Completely multiplicative matrix norm for certain semigroups of matrices.

Question

I am currently working on some properties of matrix products and their norms for $\mathbb{R}^{n \times n}$ matrices and i was wondering if there exists a completely multiplicative matrix norm, i.e. $\left\Vert AB \right\Vert = \left\Vert A \right\Vert \left\Vert B \right\Vert$, for a certain semigroup of matrices. I am aware of the fract that there does not exist a completely multiplicative matrix norm for all $M \in\mathbb{R}^{n \times n}$, since there exist nonzero matrices such that their product is the zero matrix. Are there any conditions for the semigroup to guarantee the existence or non-existence for such a norm?

To be more precise: Let

$$ A=\begin{pmatrix} 1 & \frac{1}{3} & \frac{1}{3} \\ 1 & 0 & 0 \\ 0 & 1 & 0 \\ \end{pmatrix},\,\,\,\,\,\,\,\,\, B=\begin{pmatrix} 1 & -\frac{1}{3} & -\frac{1}{3} \\ 1 & 0 & 0 \\ 0 & 1 & 0 \\ \end{pmatrix}, $$ and cosider the generated semigroup of these matrices, i.e. all matrices one can get by just multiplying those two matrices in any order and length. It would be a huge help if i could find such a completely multiplicative norm on that semigroup.

Thanks in advance!

Answer 1

Edit. As a semigroup $G\subseteq M_n(\mathbb C)$ is not necessarily closed under addition or scalar multiplication, it is not clear what is meant by a matrix norm on a semigroup $G$. In the following, I will consider instead a larger class of real-valued functions $\mathcal N$ such that $f\in\mathcal N$ iff

• $f(cA)=|c|f(A)\ge0$ for every $c\in\mathbb C$ and every $A\in M_n(\mathbb C)$,
• $\lim_{k\to\infty}f(A_k)=0$ for every sequence of matrices $\{A_k\}$ such that $\lim_{k\to\infty}\|A_k\|=0$,
• $\lim_{k\to\infty}f(A_k)=\infty$ for every sequence of matrices $\{A_k\}$ such that $\lim_{k\to\infty}\rho(A_k)=\infty$.

Here $\|\cdot\|$ is any (not necessarily submultiplicative) matrix norm of choice.

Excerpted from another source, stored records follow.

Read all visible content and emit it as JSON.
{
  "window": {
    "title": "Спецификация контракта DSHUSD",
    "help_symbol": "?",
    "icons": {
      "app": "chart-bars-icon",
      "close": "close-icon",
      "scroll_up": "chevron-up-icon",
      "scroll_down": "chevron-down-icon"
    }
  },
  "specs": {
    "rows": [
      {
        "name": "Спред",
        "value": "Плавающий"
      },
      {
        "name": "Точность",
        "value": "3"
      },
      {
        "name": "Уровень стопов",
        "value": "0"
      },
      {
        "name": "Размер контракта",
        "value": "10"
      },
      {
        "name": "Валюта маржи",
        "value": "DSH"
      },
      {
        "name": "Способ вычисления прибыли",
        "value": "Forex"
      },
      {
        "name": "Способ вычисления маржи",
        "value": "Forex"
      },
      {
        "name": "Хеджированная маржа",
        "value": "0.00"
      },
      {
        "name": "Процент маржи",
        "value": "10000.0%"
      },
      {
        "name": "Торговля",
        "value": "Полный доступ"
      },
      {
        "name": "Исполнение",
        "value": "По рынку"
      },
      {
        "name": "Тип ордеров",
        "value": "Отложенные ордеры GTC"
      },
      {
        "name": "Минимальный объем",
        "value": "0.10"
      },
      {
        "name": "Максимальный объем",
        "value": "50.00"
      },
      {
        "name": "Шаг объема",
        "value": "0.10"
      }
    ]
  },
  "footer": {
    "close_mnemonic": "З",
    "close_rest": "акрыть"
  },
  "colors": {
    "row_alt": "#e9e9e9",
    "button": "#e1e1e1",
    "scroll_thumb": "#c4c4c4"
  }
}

The spectral radius function $\rho$, as well as all matrix norms, are members of $\mathcal N$. Your question is now modified as follows:

Given a semigroup $G\subseteq M_n(\mathbb C)$, does there exist some $f\in\mathcal N$ that is completely multiplicative on $G$?

Gelfand's formula says that if $\|\cdot\|$ is any submultiplicative matrix norm on $M_n(\mathbb C)$, then $\rho(A)=\lim_{k\to\infty}\|A^k\|^{1/k}$. However, to prove the formula for any particular matrix $A$, it is possible to use only the fact that $\|\cdot\|\in\mathcal N$ (see the proof in Wikipedia for instance). The triangle inequality as well as strict positivity of for nonzero matrices are not needed. So, Gelfand's formula actually holds for every $f\in\mathcal N$.

Now it is a simple consequence of Gelfand's formula that if $f\in\mathcal N$ is completely multiplicative on a semigroup $G$, it must be equal to the spectral radius on $G$. Since $\rho$ itself is a member of $\mathcal N$, we conclude that there exists some $f\in\mathcal N$ that is completely multiplicative on $G$ if and only if $\rho$ is completely multiplicative on $G$ and $f=\rho$ on $G$.

For instance, $\rho\in\mathcal N$ is completely multiplicative on the semigroup $G$ of all doubly stochastic matrices because $\rho=1$ on $G$.

In your example, since $\rho(AB)<\rho(A)\rho(B)$, there does not exist any $f\in\mathcal N$ that is completely multiplicative on $G$. But that certainly doesn't preclude other $f\not\in\mathcal N$ from being completely multiplicative on $G$. For instance, $f:A\mapsto|\det(A)|$ is always completely multiplicative on any semigroup $G\subseteq M_n(\mathbb C)$, but this $f$ only satisfies the first two defining properties of $\mathcal N$.